Kenny Document Assistant
Overview
Kenny built into the document and task editors. Instead of answering in a side panel, the Document Assistant writes directly into the content you’re editing. Ask it to draft a section, rewrite a selection, or fill in a task description and watch the text stream into place. You can accept or reject the changes before they save.
Use it for: drafting task descriptions, rewriting selected paragraphs, expanding bullet points into prose, summarising a long document, writing acceptance criteria.
How it works
- You open a knowledge document or a new task and trigger Ask Kenny.
- A small input panel appears at the bottom of the editor.
- You type the request. If you had text selected, Kenny rewrites that selection; otherwise Kenny writes at the cursor or replaces the whole document, depending on what you ask for.

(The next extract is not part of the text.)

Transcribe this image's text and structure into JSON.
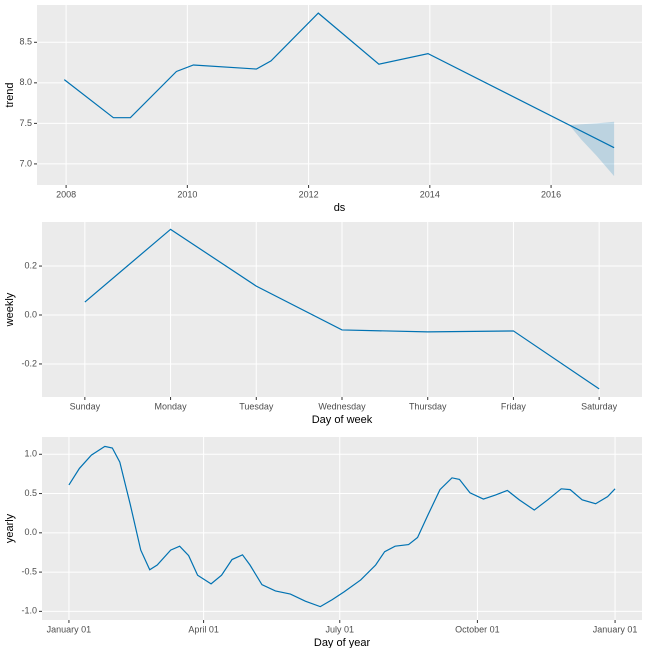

- Kenny streams the result straight into the editor as a preview. While streaming, the send button changes to a Stop button — click it to cancel the generation and keep any partial content that has already been written. You can still Accept or Reject what Kenny produced so far.
- Once the result is complete, an Accept button appears. Click it to apply the change and autosave, or Reject to roll back to the previous version.
Triggers & shortcuts
| Action | How |
|---|---|
| Open Ask Kenny in a knowledge document | Cmd+J (Mac) / Ctrl+J (Windows, Linux) |
| Open Ask Kenny in a task description | Cmd+J or the Ask Kenny button under the task title |
| Slash command inside a document or task description | Type /kenny |
| Generate a task description from the title | Type /ai in the description field of a new task |
| Insert a newline in the input | Shift+Enter |
| Stop a streaming response | Click the Stop button (replaces Send while streaming) |
| Dismiss the panel after a response | Press Enter on an empty input |
| Close the panel | Esc or the close button |
| Apply streamed changes | Accept button below the preview |
| Discard streamed changes | Reject button below the preview |
Setup
Available to every workspace member once your workspace admin has enabled an AI provider in Workspace settings. No per-user setup is required.
Workspace owners can also customise how Kenny appears across the workspace — pick one of several preset avatars or upload a custom image — from the Kenny section of Workspace settings. The selected avatar replaces the default sparkle icon wherever Kenny shows up, including the Ask Kenny panel in documents and tasks.
Usage
Draft a task description from the title. Create a new task, type a title, then in the description field type /ai. Kenny drafts a description based on the title without waiting for more input.
Rewrite a selection. Select a paragraph in a knowledge document, press Cmd+J, and ask “make this more concise” or “turn this into a bullet list”. Kenny replaces the selection with the rewrite.
Draft a new section at the cursor. Place the cursor where you want new content, press Cmd+J, and describe what you want. Kenny inserts the draft at that spot.
Reference other items. Inside the Kenny input you can mention tasks, documents, folders, projects, and team members the same way you do elsewhere in Kanvas AI. Mentioning a folder lets Kenny see the documents inside it so it can pick the most relevant one before writing.
Reference linked code. When the project has a connected GitHub repository, Kenny can browse files, read pull request diffs, search code, view commit history, and compare branches — directly from the editor. Ask Kenny to “summarise what changed in the last PR” or “draft release notes from recent commits” and it pulls the relevant code context automatically, scoped to the project’s linked repositories.
Iterate until it’s right. Reject a draft you don’t like, tweak the prompt, and run it again. The assistant keeps the current conversation for the editor so follow-up prompts build on what came before.
Follows your memory. Drafts and rewrites honour the same memory layers as the rest of Kenny: your personal About you memory, the shared Workspace memory a workspace owner can author from Workspace settings, and the About project memory of the project the document or task belongs to. Use them to bake in voice, formatting preferences, and house style so you don’t have to repeat them in every prompt.
Edge cases & limits
- Selection preservation. If you had a block selected when you opened the panel, the selection stays highlighted so you don’t lose track of it while typing a prompt.
- Accept or reject before leaving. Closing the panel without choosing Accept or Reject keeps the draft in a preview state until you decide.
- Attachments. PDFs attached to a task are readable by Kenny up to a conservative text-extraction cap per file; very large PDFs are truncated.
- Folder mention expansion. When you mention a folder in a prompt, Kenny sees the list of documents inside it and can load any of them on demand.
- Provider not configured. If your workspace admin has not enabled an AI provider, the panel opens in a disabled state and points to admin settings.
- Input auto-expands. The prompt input starts at one line and grows up to five lines as you type. Beyond five lines it scrolls, so longer prompts never obscure the editor.
- Dismissing the panel. After Kenny finishes responding, pressing Enter on an empty input closes the panel. You can also press Esc or click the close button at any time.
- Scope. The Document Assistant edits only the current document or task. To run actions across the workspace (creating tasks, drafting new documents elsewhere), use the Kenny Chat Drawer or Kenny Research.